Sinfonietta de Lausanne Saison 2017–18
Une invitation au voyage. Dans son célèbre poème, Baudelaire invite sa bien-aimée à le suivre dans un pays idéal. Mais «l’invitation au voyage», n’est-ce pas davantage le mouvement que le but, le départ que l’arrivée? ...
N’est-ce pas ce changement d’air si nécessaire pour pouvoir ensuite se retrouver?
Telle est l’invitation que vous fait, saison après saison, le Sinfonietta de Lausanne: invitation à redécouvrir de grandes pages du répertoire, comme la Tragique de Schubert ou la Pastorale de Beethoven, mais aussi à défricher des terres plus rares, mais ô combien accueillantes, quand on fait l’effort d’aller s’y promener. Elles jalonnent tous les programmes, du terroir auvergnat de Chabrier aux danses torrides de l’Espagne redessinées par de Falla pour son Tricorne, en passant par les vieux livres de tablatures pour luth que dépoussière l’Italien Respighi en pleine Première Guerre mondiale. Et que dire des baguettes qui voguent d’un invité à l’autre?
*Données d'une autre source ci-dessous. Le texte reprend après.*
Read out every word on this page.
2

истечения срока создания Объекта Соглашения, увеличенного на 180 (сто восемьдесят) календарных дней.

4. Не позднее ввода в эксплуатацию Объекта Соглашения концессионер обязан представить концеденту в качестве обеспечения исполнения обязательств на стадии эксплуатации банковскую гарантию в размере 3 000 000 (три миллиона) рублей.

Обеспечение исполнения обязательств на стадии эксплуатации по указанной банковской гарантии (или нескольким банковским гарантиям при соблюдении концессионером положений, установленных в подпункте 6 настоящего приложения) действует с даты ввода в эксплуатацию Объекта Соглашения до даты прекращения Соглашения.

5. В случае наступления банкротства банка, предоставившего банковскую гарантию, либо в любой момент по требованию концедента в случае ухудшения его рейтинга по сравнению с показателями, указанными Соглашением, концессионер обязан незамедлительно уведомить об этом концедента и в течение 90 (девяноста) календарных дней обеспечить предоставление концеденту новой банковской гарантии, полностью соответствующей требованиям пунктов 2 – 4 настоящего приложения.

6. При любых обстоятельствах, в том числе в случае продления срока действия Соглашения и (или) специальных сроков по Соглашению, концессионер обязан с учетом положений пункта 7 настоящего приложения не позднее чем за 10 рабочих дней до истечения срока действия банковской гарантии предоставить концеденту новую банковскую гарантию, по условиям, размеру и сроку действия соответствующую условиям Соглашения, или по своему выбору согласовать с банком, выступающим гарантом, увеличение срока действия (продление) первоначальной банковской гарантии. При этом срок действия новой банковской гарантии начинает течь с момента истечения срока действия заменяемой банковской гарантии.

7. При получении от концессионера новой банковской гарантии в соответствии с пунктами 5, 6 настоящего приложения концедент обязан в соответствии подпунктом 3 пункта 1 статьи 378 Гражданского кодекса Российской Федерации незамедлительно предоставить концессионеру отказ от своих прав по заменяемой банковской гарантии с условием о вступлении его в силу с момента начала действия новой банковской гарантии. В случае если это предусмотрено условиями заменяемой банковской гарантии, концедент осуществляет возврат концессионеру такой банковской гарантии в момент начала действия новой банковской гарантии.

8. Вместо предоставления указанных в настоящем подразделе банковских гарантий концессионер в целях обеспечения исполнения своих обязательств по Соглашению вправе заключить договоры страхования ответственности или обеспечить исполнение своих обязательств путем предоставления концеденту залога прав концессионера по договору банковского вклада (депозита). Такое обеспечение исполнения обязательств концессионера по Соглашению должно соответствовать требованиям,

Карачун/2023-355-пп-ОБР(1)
De Forés Veses l’Espagnol basé en Auvergne à Takács-Nagy le Hongrois installé en Suisse, en passant par Guschlbauer le Viennois électron libre, Reiland le Belge entre Luxembourg et Saint-Etienne, Meyer le Français qui fait mouche en Asie et Kawka l’autre Français œuvrant sous le soleil de Toscane...
Résisterez-vous à l’appel ou resterez- vous enfermé là où «tout n’est qu’ordre et beauté, luxe, calme et volupté»?
Concert 6 / Beatrice Berrut, piano, Roberto Forés Veses, direction / Granados, Ravel, Debussy, de Falla - Salle Métropole
Rue de Genève 12
1003 Lausanne
Enrique Granados
Goyescas, Intermezzo pour orchestre
Maurice Ravel
Concerto pour piano en sol majeur
Claude Debussy
Nocturnes, extraits
Manuel de Falla
Le Tricorne, suites n° 1 et 2
Beatrice Berrut
Piano
Roberto Forés Veses
Direction
Deux Espagnols, deux Français, une époque – cette charnière si féconde des 19ᵉ et 20ᵉ siècles, basculement du romantisme finissant vers une multitude de possibles: impressionnisme, expressionnisme, atonalisme, néo-classicisme... Des pôles d’attraction divergents selon l’endroit où l’on se situe: d’un côté, Paris capitale des arts pour ces artistes ibériques qui ne trouvent pas dans leur pays, ravagé par les guerres, un terrain d’expression à la hauteur de leurs ambitions; de l’autre, l’Espagne vécue ou fantasmée par ces Gaulois en quête d’exotisme, de nouveaux rythmes, de couleurs plus intenses... de chaleur! De l’Espagne et même du monde, si l’on pense au Concerto en sol de Ravel, parsemé de clins d’œil au jazz et à la vie trépidante des Américains du Nord (auxquels il avait rendu visite quelques mois). Au monde et même au-delà, si l’on suit Debussy dans les Nuages de ses Nocturnes, qu’il dit être ceux de Paris mais qui pourraient tout aussi bien être ceux de Madrid; de même que les Fêtes, situées par l’auteur au Bois de Boulogne, pourraient être, avec un peu d’imagination, transposées au-delà des Pyrénées... Debussy n’a-t-il pas avec Ibéria prouvé le cosmopolitisme de sa plume?